A resposta oficial da correção é: a alínea B, não é imoral, ainda que não seja racional querer universalizá-la.
Crítica nossa: A resposta correcta é A, é imoral, ainda que venha a ter aprovação dos agentes envolvidos, porque se trata de uma máxima egoísta que visa apenas o lucro pessoal do agente que a formula.
5. «Popper defende que, quanto mais falsificável for uma dada informação, mais interessante ela é para a ciência. Qual das afirmações seguintes é, de acordo com Popper, mais interessante?
(A). Alguns corvos são negros
(B) Não existem corvos brancos.
(C) Todos os corvos são negros.
(D) Existem corvos brancos.»
Segundo a correção oficial há só uma resposta certa: a C, Todos os corvos são negros.
Crítica nossa: não há apenas uma, mas duas respostas correctas: a B e a C, porque ambas enunciam uma tese de carácter universal, ora em modo negativo ora em modo afirmativo, e Popper declarou ser impossível verificar ou estabelecer leis universais a partir da indução de alguns ou de muitos exemplos empíricos.
(6.) «Popper afirma que a ciência começou com a invenção do método crítico e considera que os cientistas agem de modo conscientemente crítico sobretudo quando
(A) procuram eliminar erros.
(B) inventam teorias.
(C) formulam conjecturas.
(D) tentam confirmar hipóteses.»
A correção oficial diz que só a resposta (A) está certa.

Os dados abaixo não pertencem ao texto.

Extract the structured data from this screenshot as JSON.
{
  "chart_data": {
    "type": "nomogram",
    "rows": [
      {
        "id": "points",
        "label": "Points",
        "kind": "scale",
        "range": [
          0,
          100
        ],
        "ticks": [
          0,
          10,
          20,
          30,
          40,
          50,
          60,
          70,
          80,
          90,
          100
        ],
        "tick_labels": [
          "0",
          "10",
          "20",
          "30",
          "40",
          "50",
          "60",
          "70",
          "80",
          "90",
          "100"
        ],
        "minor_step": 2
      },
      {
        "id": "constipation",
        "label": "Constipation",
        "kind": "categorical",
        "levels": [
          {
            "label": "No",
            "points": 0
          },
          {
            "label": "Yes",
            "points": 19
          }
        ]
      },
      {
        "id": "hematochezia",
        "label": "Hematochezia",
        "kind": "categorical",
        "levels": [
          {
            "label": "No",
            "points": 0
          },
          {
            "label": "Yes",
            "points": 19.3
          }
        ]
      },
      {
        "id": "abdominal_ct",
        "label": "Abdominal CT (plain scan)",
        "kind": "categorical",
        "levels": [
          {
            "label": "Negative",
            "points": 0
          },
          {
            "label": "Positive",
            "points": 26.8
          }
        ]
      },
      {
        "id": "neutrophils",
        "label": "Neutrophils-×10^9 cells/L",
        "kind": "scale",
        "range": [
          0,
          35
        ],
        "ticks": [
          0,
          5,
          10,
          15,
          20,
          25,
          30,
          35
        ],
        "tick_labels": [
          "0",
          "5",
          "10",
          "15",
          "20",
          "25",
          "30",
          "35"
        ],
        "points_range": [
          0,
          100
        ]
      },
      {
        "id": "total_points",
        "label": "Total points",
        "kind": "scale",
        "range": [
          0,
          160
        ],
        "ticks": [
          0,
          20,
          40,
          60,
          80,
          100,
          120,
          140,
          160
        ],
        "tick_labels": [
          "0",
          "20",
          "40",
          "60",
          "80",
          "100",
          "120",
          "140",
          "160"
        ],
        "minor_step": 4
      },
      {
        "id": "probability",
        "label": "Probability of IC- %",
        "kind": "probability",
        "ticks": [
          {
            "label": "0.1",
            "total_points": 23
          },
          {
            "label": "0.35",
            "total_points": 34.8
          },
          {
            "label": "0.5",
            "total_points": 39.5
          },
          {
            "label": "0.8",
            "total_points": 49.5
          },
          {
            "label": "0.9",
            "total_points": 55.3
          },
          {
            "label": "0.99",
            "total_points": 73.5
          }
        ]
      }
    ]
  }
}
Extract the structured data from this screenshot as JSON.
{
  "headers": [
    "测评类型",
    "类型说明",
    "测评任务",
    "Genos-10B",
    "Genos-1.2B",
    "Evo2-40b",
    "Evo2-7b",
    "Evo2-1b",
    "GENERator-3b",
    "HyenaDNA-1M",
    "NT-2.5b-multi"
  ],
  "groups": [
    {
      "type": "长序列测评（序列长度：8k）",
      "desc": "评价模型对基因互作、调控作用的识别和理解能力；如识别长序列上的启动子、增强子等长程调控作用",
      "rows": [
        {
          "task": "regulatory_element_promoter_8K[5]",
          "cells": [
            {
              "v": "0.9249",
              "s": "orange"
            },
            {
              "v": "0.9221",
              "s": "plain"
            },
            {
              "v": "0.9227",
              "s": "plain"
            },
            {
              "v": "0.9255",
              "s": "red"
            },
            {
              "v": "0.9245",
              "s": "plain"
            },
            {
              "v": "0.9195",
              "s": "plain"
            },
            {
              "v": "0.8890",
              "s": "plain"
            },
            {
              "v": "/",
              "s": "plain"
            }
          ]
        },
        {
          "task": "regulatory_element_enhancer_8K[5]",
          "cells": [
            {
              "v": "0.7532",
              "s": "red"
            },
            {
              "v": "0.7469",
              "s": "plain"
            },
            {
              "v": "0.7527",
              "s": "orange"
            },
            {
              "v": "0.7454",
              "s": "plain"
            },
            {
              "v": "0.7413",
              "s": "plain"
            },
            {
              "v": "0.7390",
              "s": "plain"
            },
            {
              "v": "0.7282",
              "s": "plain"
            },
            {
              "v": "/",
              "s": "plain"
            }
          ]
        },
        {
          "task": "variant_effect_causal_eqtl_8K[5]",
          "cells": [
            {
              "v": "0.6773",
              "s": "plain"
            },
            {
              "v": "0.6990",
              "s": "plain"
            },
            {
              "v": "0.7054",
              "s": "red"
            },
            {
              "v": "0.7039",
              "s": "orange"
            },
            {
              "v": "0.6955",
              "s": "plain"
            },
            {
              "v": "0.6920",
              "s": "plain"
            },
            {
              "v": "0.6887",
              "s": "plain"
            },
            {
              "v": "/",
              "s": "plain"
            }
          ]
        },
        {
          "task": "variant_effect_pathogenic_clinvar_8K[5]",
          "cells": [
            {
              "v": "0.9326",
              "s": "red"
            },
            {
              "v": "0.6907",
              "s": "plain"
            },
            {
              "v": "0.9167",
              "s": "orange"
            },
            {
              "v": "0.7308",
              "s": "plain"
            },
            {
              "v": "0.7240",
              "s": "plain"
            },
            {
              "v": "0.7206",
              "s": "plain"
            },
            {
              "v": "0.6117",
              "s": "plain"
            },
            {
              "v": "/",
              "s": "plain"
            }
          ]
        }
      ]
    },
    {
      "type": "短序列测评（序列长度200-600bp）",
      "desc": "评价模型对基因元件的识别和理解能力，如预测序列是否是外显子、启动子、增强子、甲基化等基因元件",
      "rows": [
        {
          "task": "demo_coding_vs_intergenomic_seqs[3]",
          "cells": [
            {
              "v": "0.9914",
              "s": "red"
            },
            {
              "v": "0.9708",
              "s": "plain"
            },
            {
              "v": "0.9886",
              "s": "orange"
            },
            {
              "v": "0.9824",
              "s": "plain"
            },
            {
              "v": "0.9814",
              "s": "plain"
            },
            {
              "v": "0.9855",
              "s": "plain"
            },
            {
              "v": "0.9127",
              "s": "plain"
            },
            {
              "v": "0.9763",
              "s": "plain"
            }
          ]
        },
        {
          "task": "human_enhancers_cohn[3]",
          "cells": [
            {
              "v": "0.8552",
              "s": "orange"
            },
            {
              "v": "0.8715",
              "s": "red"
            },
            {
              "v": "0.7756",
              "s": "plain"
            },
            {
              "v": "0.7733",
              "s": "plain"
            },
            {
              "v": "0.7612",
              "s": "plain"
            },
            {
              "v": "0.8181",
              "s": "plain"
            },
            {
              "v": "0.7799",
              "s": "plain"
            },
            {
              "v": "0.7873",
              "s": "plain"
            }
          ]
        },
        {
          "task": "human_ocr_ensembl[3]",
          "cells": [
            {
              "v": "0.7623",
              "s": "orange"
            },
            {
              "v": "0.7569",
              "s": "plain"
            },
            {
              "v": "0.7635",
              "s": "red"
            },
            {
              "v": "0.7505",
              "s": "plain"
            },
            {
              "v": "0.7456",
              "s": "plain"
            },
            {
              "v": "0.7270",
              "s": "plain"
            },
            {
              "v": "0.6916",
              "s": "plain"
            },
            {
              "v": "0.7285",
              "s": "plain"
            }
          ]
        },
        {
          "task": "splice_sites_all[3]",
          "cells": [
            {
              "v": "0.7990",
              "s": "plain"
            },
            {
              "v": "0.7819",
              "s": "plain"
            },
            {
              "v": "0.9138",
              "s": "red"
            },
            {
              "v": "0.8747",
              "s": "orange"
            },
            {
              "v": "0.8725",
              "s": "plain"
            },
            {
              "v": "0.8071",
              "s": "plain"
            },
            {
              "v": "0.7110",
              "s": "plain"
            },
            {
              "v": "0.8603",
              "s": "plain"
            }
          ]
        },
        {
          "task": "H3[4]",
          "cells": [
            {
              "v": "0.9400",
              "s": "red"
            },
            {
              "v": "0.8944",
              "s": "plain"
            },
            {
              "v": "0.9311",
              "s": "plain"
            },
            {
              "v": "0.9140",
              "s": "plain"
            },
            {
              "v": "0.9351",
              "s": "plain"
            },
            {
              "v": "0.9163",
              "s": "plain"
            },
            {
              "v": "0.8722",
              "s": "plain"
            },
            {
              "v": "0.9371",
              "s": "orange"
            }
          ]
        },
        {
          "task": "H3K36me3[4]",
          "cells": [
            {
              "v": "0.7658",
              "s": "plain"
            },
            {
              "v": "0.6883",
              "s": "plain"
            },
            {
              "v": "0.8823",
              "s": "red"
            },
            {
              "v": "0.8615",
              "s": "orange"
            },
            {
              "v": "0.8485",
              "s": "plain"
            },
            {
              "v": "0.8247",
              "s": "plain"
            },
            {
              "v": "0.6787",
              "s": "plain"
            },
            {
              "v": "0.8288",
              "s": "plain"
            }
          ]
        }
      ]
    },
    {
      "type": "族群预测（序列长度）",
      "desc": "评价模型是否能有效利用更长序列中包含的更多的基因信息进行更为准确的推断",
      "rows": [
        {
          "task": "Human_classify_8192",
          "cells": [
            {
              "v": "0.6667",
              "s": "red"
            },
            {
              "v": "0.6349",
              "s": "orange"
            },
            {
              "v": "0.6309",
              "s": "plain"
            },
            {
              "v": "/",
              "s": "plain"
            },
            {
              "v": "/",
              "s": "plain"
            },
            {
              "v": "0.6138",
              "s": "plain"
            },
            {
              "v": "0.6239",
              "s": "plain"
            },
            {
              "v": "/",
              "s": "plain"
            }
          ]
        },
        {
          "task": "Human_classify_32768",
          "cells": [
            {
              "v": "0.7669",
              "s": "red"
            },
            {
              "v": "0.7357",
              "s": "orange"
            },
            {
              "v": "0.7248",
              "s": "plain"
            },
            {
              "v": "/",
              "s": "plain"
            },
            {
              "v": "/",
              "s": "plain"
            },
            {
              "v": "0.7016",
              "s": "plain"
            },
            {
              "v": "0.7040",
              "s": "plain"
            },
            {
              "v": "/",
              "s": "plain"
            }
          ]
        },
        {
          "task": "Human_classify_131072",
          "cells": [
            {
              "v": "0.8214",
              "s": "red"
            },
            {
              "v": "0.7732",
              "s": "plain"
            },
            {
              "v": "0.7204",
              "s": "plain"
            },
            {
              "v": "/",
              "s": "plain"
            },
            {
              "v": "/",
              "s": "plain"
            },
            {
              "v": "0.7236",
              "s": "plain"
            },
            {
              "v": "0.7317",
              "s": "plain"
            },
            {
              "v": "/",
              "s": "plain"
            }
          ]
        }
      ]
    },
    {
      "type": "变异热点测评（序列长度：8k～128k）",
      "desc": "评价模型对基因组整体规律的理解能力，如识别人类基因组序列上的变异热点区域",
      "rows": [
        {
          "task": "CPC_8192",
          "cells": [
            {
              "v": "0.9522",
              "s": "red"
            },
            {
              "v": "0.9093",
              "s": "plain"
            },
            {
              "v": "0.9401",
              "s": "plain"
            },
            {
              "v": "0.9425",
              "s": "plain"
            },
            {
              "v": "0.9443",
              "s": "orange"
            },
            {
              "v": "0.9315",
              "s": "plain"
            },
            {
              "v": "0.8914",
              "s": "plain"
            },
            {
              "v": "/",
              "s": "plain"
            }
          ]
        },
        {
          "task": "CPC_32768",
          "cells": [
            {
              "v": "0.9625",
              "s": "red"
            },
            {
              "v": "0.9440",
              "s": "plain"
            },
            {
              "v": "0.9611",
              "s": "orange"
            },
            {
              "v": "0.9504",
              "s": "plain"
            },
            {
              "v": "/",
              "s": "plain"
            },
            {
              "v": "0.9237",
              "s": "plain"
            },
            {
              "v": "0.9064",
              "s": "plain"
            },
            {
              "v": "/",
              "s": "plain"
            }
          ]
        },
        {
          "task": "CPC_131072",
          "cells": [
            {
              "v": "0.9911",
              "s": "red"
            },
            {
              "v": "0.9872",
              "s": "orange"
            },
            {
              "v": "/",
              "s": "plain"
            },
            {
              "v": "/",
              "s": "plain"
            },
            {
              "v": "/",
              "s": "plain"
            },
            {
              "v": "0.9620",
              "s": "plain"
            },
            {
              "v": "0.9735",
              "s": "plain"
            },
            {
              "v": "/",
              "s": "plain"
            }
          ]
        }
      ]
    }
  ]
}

Crítica nossa: as quatro hipóteses estão correctas. Ao inventar uma teoria, ao formular conjecturas, ao tentar confirmar hipóteses os cientistas agem de modo conscientemente crítico, tanto quanto lhes permite a inteligência e a experiência de cada um.
7. «Há grandes diferenças entre a teoria newtoniana da gravitação e a teoria einsteiniana da gravitação. No entanto, a teoria newtoniana da gravitação pode ser traduzida em linguagem einsteiniana. Tal tradução foi feita, por exemplo, pelo professor de Física Peter Havas.
Este facto contraria a ideia, defendida por Kuhn, de que
A) há ciência extraordinária.
(B) os cientistas resistem à crítica.
(C) a escolha entre teorias rivais é subjetiva.
(D) os paradigmas são incomensuráveis.»
Segundo a correção oficial a resposta correcta é a D: os paradigmas são incomensuráveis.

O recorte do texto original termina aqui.